Mohamed Nasheed supporters denounce Maldives travel ban
Supporters of former Maldives President Mohamed Nasheed say that a court order preventing him from leaving the capital, Male, is unfair and politically motivated.
They say that the ban is aimed solely at preventing him from campaigning ahead of elections promised next year.
But the government argues that travel restrictions are standard ahead of several court cases Mr Nasheed faces.
Mr Nasheed resigned as president in February in what he said was a coup.
Succeeded by his deputy, Mohamed Waheed, he said he was forced to quit by threats of violence from rebellious police and soldiers.

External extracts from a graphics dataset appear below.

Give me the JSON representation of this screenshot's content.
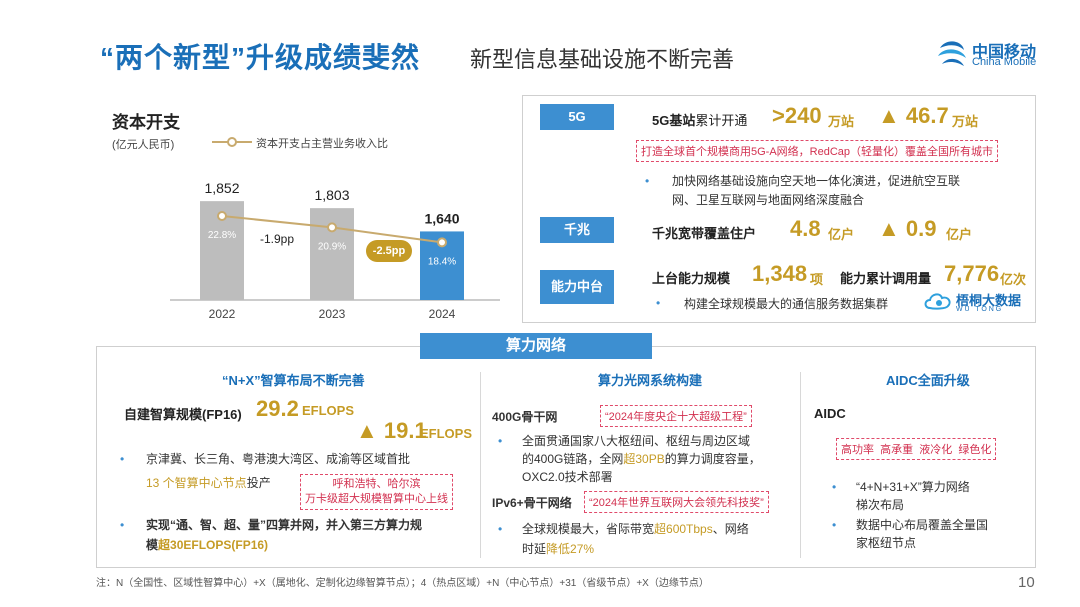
{
  "header": {
    "title": "“两个新型”升级成绩斐然",
    "subtitle": "新型信息基础设施不断完善",
    "logo_cn": "中国移动",
    "logo_en": "China Mobile"
  },
  "capex": {
    "title": "资本开支",
    "unit": "(亿元人民币)",
    "legend": "资本开支占主营业务收入比",
    "yoy_1": "-1.9pp",
    "yoy_2": "-2.5pp",
    "colors": {
      "gray": "#bdbdbd",
      "blue": "#3d8fd1",
      "line": "#c8aa6e"
    }
  },
  "chart_data": {
    "type": "bar",
    "categories": [
      "2022",
      "2023",
      "2024"
    ],
    "values": [
      1852,
      1803,
      1640
    ],
    "value_labels": [
      "1,852",
      "1,803",
      "1,640"
    ],
    "ratio": [
      22.8,
      20.9,
      18.4
    ],
    "ratio_labels": [
      "22.8%",
      "20.9%",
      "18.4%"
    ],
    "ylim": [
      0,
      2000
    ]
  },
  "panel": {
    "g5": {
      "tag": "5G",
      "label_bold": "5G基站",
      "label_rest": "累计开通",
      "value1": ">240",
      "unit1": "万站",
      "value2": "▲ 46.7",
      "unit2": "万站",
      "note": "打造全球首个规模商用5G-A网络，RedCap（轻量化）覆盖全国所有城市",
      "bullet_line1": "加快网络基础设施向空天地一体化演进，促进航空互联",
      "bullet_line2": "网、卫星互联网与地面网络深度融合"
    },
    "gigabit": {
      "tag": "千兆",
      "label": "千兆宽带覆盖住户",
      "value1": "4.8",
      "unit1": "亿户",
      "value2": "▲ 0.9",
      "unit2": "亿户"
    },
    "capability": {
      "tag": "能力中台",
      "label1": "上台能力规模",
      "value1": "1,348",
      "unit1": "项",
      "label2": "能力累计调用量",
      "value2": "7,776",
      "unit2": "亿次",
      "bullet": "构建全球规模最大的通信服务数据集群",
      "brand_cn": "梧桐大数据",
      "brand_en": "W U   T O N G"
    }
  },
  "network": {
    "band": "算力网络",
    "col1": {
      "head": "“N+X”智算布局不断完善",
      "label": "自建智算规模(FP16)",
      "value1": "29.2",
      "unit1": "EFLOPS",
      "value2": "▲ 19.1",
      "unit2": "EFLOPS",
      "bullet1_line1": "京津冀、长三角、粤港澳大湾区、成渝等区域首批",
      "bullet1_line2_hl": "13 个智算中心节点",
      "bullet1_line2_rest": "投产",
      "box_line1": "呼和浩特、哈尔滨",
      "box_line2": "万卡级超大规模智算中心上线",
      "bullet2_line1": "实现“通、智、超、量”四算并网，并入第三方算力规",
      "bullet2_line2_a": "模",
      "bullet2_line2_hl": "超30EFLOPS(FP16)"
    },
    "col2": {
      "head": "算力光网系统构建",
      "sub1": "400G骨干网",
      "award1": "“2024年度央企十大超级工程”",
      "b1_line1": "全面贯通国家八大枢纽间、枢纽与周边区域",
      "b1_line2_a": "的400G链路，全网",
      "b1_line2_hl": "超30PB",
      "b1_line2_b": "的算力调度容量，",
      "b1_line3": "OXC2.0技术部署",
      "sub2": "IPv6+骨干网络",
      "award2": "“2024年世界互联网大会领先科技奖”",
      "b2_line1_a": "全球规模最大，省际带宽",
      "b2_line1_hl": "超600Tbps",
      "b2_line1_b": "、网络",
      "b2_line2_a": "时延",
      "b2_line2_hl": "降低27%"
    },
    "col3": {
      "head": "AIDC全面升级",
      "sub": "AIDC",
      "tags": "高功率  高承重  液冷化  绿色化",
      "b1_line1": "“4+N+31+X”算力网络",
      "b1_line2": "梯次布局",
      "b2_line1": "数据中心布局覆盖全量国",
      "b2_line2": "家枢纽节点"
    }
  },
  "footer": {
    "note": "注：N（全国性、区域性智算中心）+X（属地化、定制化边缘智算节点）；4（热点区域）+N（中心节点）+31（省级节点）+X（边缘节点）",
    "page": "10"
  }
}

But a domestic commission of inquiry - backed by the Commonwealth - last month rejected his account, saying he had stepped down voluntarily.
'Abuse of power'
In a hearing on Tuesday, the court in Male imposed the travel restrictions, forcing Mr Nasheed to seek court permission if he wants to leave the capital.

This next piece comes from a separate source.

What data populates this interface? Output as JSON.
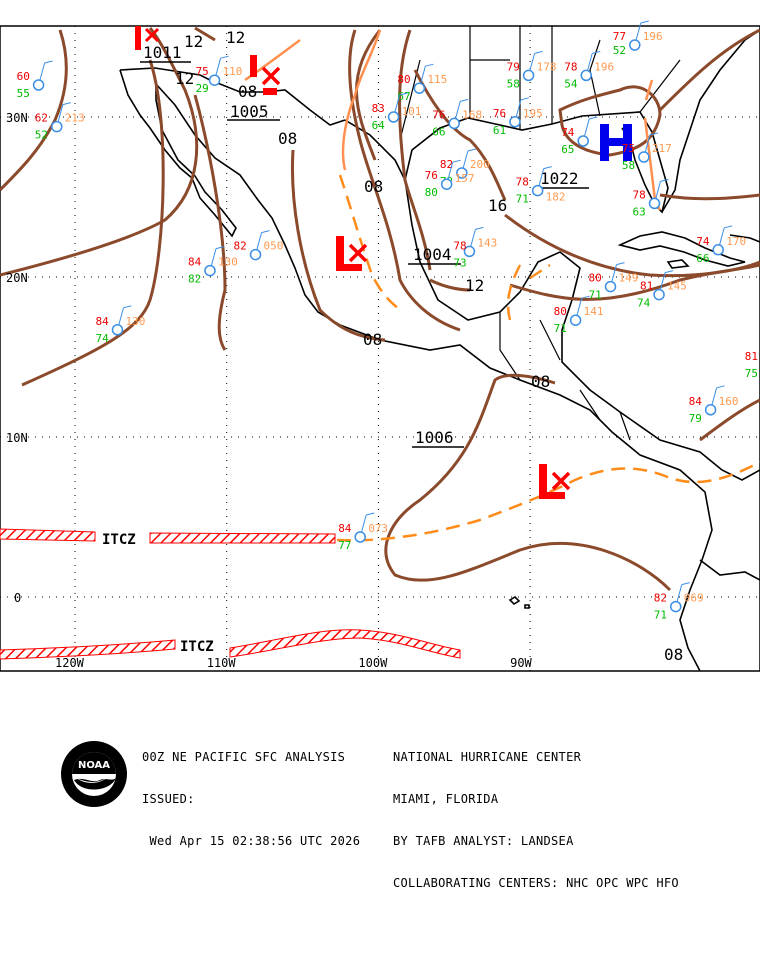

Male is located on one small island, which means that it will be impossible for the former president to travel around the coral atoll nation and campaign in the elections, his party says.
While president in January, Mr Nasheed is accused of illegally ordering the arrest of a judge accused of corruption.

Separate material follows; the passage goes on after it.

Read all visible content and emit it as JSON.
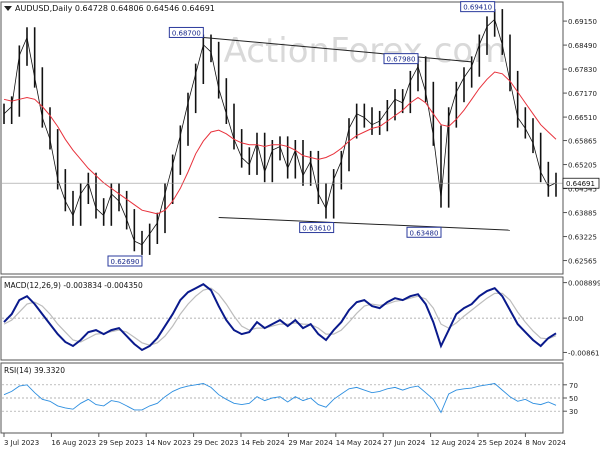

The move triggered weeks of protests, culminating in him being replaced as leader on 7 February. The abuse of power case is due to come to court on Monday.
Reports say that Mr Nasheed could face up to three years in jail or banishment to a remote island if found guilty.
In addition the former president faces two civil law suits for allegedly defaming Police Commissioner Abdullah Riyaz and Defence Minister Mohamed Nazim. Those cases are due to be heard on 28 September and 2 October.
"The regime fears Nasheed will win an election. So they plan to convict him of something so they can prevent him from standing. They know their grip on power is dependent on removing Nasheed from the political equation," Mr Nasheed's Maldivian Democratic Party (MDP) said in a statement.
MDP spokesman Hamid Abdul Gafoor told the BBC the government was trying to dismantle the party and was planning to put Mr Nasheed under house arrest or in prison, inspired by Burma's past actions.
But a spokesman for President Mohamed Waheed Hassan Manik rejected the allegation, saying the court order was "the usual practice, according to the country's law".
"It's done to everyone and nothing extraordinary has been done to him. It's totally a judicial matter and the government has no influence on the judiciary," the spokesman said.